Он, верно, дожидается, не выйду ли я из своей комнаты, но он не дождется.

Я иду тихонько и хочу незаметно проскользнуть в сад через заднюю калитку.

От забора отделяется фигура.

Старк!.. Я отшатываюсь, сил у меня нет, я протягиваю руки, точно стараясь защитить себя от удара, и хриплю:

– Ради бога, ради всего для вас святого, не подходите ко мне!
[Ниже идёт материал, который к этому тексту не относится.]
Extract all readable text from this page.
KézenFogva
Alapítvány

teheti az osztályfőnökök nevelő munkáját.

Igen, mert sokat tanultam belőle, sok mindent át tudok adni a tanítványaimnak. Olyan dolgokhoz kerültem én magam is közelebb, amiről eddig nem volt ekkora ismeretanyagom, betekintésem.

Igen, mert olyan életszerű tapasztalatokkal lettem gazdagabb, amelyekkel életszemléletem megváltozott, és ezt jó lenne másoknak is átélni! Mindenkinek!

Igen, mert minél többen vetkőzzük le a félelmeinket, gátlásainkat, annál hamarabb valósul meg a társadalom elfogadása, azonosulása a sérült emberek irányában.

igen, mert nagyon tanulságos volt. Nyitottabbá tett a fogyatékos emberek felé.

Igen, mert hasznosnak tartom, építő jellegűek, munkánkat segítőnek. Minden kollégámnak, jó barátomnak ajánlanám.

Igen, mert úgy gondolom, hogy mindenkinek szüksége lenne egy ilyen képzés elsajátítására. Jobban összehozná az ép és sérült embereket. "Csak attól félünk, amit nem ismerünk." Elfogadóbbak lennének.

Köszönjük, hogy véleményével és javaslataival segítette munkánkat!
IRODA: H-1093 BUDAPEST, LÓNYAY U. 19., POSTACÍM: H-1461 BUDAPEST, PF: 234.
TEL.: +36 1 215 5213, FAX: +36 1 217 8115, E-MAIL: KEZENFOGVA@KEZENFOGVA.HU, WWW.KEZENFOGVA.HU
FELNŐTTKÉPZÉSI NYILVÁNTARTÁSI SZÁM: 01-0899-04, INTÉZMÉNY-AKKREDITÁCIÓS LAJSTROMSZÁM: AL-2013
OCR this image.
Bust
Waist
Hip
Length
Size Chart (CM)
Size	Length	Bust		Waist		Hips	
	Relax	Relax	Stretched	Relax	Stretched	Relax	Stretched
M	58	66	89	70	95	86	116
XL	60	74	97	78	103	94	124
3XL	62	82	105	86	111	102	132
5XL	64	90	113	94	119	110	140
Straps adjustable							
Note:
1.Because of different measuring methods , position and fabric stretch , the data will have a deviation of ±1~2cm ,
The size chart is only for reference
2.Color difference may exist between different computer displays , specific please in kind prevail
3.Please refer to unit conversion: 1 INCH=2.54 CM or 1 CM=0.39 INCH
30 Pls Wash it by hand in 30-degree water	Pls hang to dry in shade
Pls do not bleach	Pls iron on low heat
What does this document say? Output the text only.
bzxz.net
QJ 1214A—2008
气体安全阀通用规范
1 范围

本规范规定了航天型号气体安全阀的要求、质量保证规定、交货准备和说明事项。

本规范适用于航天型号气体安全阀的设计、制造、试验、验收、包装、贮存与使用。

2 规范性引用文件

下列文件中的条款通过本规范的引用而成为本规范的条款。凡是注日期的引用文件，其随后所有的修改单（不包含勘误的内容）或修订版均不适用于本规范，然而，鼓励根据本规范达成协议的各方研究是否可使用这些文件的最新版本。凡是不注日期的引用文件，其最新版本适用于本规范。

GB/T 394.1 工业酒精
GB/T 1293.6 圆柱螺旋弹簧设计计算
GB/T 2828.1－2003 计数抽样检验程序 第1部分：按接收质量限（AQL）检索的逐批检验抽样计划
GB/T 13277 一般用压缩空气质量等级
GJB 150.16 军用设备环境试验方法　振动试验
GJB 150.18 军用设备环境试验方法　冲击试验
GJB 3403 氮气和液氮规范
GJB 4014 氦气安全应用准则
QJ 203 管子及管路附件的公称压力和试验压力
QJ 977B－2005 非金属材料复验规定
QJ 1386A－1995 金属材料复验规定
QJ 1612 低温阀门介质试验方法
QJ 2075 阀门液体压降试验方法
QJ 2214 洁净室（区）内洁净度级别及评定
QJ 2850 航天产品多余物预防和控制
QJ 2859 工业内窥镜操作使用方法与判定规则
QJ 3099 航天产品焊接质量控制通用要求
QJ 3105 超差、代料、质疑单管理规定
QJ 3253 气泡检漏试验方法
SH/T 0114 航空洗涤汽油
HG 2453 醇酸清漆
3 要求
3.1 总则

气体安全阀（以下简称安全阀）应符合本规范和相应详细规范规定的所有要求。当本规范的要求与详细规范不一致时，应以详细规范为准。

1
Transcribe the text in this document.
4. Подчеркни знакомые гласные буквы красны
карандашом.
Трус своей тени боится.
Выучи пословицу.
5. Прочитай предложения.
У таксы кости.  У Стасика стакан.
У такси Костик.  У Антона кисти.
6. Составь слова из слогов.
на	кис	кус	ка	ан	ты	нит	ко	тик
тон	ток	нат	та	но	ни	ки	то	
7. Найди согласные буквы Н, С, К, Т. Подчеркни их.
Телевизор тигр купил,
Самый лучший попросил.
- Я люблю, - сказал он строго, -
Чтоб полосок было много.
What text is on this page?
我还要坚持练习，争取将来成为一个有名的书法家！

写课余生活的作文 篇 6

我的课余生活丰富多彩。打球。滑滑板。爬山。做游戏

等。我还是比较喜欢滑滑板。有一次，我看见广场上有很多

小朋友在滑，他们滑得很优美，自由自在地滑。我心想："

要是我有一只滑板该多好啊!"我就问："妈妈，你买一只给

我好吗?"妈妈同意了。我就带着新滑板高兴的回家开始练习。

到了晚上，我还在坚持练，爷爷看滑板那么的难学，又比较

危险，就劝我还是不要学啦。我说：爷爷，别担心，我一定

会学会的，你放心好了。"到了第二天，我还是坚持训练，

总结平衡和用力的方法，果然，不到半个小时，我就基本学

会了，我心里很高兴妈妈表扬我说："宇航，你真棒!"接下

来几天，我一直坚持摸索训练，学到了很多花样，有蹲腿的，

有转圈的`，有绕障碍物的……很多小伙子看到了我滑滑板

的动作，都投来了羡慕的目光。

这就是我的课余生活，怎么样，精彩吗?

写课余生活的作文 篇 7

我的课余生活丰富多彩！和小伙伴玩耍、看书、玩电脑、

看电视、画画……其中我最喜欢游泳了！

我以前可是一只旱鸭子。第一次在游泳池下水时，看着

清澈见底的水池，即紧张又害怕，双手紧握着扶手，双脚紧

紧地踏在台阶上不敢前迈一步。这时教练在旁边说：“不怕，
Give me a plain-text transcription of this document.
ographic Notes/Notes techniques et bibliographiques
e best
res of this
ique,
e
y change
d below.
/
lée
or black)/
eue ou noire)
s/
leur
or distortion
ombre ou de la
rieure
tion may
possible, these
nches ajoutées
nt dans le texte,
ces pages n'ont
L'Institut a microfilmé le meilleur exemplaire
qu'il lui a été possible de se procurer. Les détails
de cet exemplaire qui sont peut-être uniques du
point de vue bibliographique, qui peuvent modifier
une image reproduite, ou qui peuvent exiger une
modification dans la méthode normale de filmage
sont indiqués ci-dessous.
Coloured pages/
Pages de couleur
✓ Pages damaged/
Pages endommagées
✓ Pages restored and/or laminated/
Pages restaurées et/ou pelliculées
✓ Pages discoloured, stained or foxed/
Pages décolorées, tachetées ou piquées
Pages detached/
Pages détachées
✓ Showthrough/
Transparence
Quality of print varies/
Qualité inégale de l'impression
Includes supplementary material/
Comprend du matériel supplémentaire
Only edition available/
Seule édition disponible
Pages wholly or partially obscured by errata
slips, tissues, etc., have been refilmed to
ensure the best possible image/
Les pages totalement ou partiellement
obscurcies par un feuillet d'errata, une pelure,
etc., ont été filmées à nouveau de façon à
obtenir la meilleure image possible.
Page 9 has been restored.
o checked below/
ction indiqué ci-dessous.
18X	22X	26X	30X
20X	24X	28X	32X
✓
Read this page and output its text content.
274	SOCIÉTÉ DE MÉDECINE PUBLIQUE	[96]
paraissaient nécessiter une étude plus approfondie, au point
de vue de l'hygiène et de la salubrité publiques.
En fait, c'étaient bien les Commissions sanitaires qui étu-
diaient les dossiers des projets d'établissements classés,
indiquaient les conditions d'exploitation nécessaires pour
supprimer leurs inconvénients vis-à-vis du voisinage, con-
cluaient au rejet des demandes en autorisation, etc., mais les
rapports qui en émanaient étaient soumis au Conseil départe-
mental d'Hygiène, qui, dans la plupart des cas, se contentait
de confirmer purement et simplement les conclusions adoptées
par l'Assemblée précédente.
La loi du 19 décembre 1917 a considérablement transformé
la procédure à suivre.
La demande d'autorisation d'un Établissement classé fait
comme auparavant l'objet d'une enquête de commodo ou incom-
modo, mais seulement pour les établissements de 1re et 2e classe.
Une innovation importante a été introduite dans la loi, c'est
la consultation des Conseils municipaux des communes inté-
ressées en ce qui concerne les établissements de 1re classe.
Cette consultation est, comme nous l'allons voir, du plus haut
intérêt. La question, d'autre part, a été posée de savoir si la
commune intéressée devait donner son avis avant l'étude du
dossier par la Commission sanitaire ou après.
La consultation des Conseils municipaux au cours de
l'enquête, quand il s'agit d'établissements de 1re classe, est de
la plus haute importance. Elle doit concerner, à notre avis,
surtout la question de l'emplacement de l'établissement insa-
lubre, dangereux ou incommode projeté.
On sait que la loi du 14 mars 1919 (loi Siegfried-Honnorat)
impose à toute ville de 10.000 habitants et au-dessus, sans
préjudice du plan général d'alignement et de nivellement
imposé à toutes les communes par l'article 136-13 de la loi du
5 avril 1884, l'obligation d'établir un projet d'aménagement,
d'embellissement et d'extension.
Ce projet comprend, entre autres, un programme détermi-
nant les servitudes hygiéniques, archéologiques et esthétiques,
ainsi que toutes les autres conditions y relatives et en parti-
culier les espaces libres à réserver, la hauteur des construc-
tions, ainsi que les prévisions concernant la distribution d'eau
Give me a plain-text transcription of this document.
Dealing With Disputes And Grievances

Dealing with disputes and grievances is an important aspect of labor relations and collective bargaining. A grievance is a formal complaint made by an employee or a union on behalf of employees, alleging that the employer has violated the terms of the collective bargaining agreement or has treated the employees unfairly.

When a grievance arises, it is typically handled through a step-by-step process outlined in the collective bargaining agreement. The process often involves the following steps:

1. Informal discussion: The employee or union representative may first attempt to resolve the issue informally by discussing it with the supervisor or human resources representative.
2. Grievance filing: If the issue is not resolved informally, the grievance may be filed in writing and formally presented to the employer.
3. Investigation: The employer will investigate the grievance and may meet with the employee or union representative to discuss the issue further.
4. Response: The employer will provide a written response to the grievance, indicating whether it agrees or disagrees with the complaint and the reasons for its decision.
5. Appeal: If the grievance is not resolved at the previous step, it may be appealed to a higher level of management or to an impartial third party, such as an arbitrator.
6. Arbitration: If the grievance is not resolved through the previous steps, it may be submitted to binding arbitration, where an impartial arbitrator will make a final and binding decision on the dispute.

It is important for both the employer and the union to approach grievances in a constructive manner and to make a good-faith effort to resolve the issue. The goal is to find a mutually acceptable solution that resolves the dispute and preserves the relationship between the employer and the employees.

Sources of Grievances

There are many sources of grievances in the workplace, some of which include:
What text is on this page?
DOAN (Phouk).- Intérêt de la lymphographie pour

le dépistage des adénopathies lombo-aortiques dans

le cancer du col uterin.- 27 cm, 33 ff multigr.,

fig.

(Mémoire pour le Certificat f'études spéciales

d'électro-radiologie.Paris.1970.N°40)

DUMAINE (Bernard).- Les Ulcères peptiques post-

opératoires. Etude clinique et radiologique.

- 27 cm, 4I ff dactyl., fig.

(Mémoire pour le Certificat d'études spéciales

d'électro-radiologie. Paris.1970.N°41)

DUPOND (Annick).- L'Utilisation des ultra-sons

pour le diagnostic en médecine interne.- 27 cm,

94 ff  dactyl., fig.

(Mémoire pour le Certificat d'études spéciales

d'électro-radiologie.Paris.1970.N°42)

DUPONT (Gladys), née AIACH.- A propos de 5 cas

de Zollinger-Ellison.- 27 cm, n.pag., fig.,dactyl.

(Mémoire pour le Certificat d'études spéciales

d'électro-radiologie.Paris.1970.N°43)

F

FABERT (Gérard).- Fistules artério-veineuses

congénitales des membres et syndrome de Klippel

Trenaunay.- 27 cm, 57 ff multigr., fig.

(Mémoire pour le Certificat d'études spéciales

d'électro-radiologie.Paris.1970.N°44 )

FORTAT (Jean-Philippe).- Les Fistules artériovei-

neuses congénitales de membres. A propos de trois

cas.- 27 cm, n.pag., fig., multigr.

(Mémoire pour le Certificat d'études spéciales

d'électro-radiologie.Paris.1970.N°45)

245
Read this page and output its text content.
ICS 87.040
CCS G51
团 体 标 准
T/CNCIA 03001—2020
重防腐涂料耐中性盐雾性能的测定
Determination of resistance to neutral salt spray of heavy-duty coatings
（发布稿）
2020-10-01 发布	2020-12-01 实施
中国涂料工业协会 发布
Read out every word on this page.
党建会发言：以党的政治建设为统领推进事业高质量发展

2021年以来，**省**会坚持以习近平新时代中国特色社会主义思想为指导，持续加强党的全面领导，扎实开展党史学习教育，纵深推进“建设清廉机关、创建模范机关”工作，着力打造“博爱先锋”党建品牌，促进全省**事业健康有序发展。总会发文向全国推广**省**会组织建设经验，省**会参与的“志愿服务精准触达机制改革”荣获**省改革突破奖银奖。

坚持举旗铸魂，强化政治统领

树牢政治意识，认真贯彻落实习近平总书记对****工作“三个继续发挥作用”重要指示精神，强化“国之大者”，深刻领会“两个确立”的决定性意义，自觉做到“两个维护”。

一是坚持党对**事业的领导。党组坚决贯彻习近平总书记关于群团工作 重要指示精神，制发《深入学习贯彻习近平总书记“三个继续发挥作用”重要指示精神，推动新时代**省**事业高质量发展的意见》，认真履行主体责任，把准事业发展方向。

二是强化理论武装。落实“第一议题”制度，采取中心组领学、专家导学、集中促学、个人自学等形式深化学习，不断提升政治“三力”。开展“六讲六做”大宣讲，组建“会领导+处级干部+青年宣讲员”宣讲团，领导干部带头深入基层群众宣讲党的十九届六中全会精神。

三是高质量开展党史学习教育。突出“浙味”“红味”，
– Милая, – говорит он, – чего ты боишься? – Я хочу доказать тебе, что люблю тебя. Моя страсть сильна, но моя любовь еще сильнее. Любовь моя нежная, преданная, верная. Брось все – пойдем со мной. Я буду жить только для твоего счастья.

– Нет, нет! Поймите, что у меня к вам одна страсть – любви нет. Я люблю другого, – говорю я с сухим рыданием. – Я прошу у вас жалости, наконец! Вы поняли, что можете меня заставить броситься за вами, очертя голову. Хотите, чтобы потом всю жизнь я презирала себя. Вы хотите воспользоваться минутой моей слабости, моей болезни… О нет! Тысячу раз нет!

– Радость моя, да пойми, что у меня не увлечение, не одна страсть. Я тебя люблю, люблю… Ах, конечно, ты не поверишь! Чем я могу доказать тебе?.. Вот что: я уеду, уеду сегодня же с первым пароходом. Я не хочу воспользоваться твоей слабостью, твоей болезнью, как ты говоришь. Я буду ждать тебя через два месяца в Риме. Ты мне говорила, что непременно должна ехать туда. Веришь ли мне теперь? Веришь ли моей любви? Ведь я мог быть счастливым – сейчас, сию минуту. Милая, милая, я буду ждать тебя в Риме. Ты приедешь, я в этом уверен. Ты сама поймешь за время разлуки, что ты моя и должна быть моей. Веришь?

Я киваю.

– Я буду писать тебе, это ты должна позволить. Я не требую ответов на мои письма, но прошу иногда написать два слова. Правда, милая?

Какой музыкой звучит для меня этот голос!

– Да, – шепчу я, как во сне, и смотрю на него.

– Не смотри на меня так, Тата, – он закрывает глаза, – я боюсь упасть к твоим ногам. Я не смею поцеловать даже твою руку, чтобы не потерять голову от прикосновения к тебе.

Он схватывается за голову и шатается, я делаю невольное движение к нему.

– Не подходи, Тата, – он выпрямляется. – Я хочу, чтобы ты верила мне, а сейчас я не отвечаю ни за минуту более. Помни, я жду тебя. Уходи, уходи! – вырывается у него почти крик, и он бежит вниз по обрыву, перепрыгивая через кусты. Камни сыплются из-под его ног.